La première est réelle et prévue par les textes. La France a renforcé ses contrôles à la frontière espagnole, Laurent Nuñez activant la force frontière d'intervention rapide et annonçant pour le 1er août un quintuplement des renforts, portés à 334 policiers et gendarmes appuyés par des drones. L'Italie est allée plus loin en fermant le 31 juillet ses points d'entrée maritimes et aériens en provenance d'Espagne, pour un mois, avec des contrôles ciblés sur les ressortissants de pays tiers et sans effet sur la circulation des citoyens européens. Ces mesures relèvent de l'article 25 du code frontières Schengen, le règlement 2016/399 révisé en 2024, qui autorise la réintroduction temporaire de contrôles aux frontières intérieures en cas de menace grave pour l'ordre public, en dernier recours et sur notification à la Commission.
La seconde est déclaratoire et sans base juridique. Giorgia Meloni et son ministre des Affaires étrangères Antonio Tajani ont réclamé la suspension de l'Espagne de l'espace Schengen, demande soutenue par la ministre finlandaise de l'Intérieur Mari Rantanen. Or aucun texte européen ne prévoit d'exclure ni de suspendre un État de cet espace, dont l'acquis appartient au droit de l'Union, comme le rappelle Marie-Laure Basilien-Gainche, professeure de droit à l'université Lyon 3. Un État ne peut pas en écarter unilatéralement un autre. Rome a donc fait ce que le droit permet, des contrôles temporaires et notifiables, en le présentant comme ce que le droit ne connaît pas. José Manuel Albares a convoqué l'ambassadeur d'Italie et dénoncé une démagogie partisane. Bruxelles a choisi une autre ligne, Ursula von der Leyen jugeant les images inacceptables et chargeant le commissaire aux affaires intérieures Magnus Brunner de coordonner un soutien opérationnel incluant Frontex.
Ce que la crise laisse ouvert
Le reflux rapide vers le Maroc et l'arrêt des entrées referment l'épisode aigu sans régler ce qui l'a rendu possible.
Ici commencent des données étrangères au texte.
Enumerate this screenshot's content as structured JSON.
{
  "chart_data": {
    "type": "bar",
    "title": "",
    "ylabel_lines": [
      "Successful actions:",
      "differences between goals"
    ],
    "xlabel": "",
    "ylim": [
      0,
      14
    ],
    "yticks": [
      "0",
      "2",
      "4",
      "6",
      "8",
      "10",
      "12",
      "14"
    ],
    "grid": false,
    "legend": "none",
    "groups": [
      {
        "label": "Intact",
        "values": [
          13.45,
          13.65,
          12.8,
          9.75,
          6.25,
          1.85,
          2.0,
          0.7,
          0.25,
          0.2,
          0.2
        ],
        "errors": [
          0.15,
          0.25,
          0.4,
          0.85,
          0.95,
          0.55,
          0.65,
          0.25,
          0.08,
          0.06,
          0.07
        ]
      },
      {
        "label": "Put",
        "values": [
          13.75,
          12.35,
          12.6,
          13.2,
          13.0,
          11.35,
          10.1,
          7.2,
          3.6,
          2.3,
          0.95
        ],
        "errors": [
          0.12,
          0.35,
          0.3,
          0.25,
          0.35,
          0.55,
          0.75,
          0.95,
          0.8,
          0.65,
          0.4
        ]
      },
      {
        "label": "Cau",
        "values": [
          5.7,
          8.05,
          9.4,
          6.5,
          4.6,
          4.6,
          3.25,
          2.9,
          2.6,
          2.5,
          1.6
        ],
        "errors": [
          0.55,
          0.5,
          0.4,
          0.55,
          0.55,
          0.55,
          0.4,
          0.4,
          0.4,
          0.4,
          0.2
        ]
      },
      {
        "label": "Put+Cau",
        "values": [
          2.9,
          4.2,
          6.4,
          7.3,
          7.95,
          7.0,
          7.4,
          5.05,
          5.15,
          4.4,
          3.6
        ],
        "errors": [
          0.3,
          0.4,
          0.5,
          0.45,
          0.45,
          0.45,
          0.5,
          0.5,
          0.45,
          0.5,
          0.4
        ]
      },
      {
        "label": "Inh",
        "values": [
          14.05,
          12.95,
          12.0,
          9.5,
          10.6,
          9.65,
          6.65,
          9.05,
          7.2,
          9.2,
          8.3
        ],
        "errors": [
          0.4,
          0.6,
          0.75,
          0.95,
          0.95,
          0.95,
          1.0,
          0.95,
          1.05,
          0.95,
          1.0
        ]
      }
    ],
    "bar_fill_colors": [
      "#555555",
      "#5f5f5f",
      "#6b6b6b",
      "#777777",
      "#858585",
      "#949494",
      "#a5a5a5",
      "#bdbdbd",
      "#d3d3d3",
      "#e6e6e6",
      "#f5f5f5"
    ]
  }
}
Ceuta et Melilla restent les deux seules frontières terrestres entre l'Union européenne et l'Afrique, et la pression y augmentait déjà. Le Département de la sécurité nationale recensait 2 582 entrées irrégulières à Ceuta sur le premier semestre 2026, contre 978 un an plus tôt, soit une hausse de 164 %, alors même que les arrivées irrégulières en Espagne reculaient de 32,5 % sur la même période. À Melilla, le poste de Beni Enzar est resté fermé, bloquant plus de 2 000 voyageurs de l'opération Paso del Estrecho. La barrière du Tarajal traite le symptôme désigné par l'arrêt du 8 juillet. Elle ne dit rien de la dépendance espagnole à la coopération marocaine, que cette semaine a rendue de nouveau visible.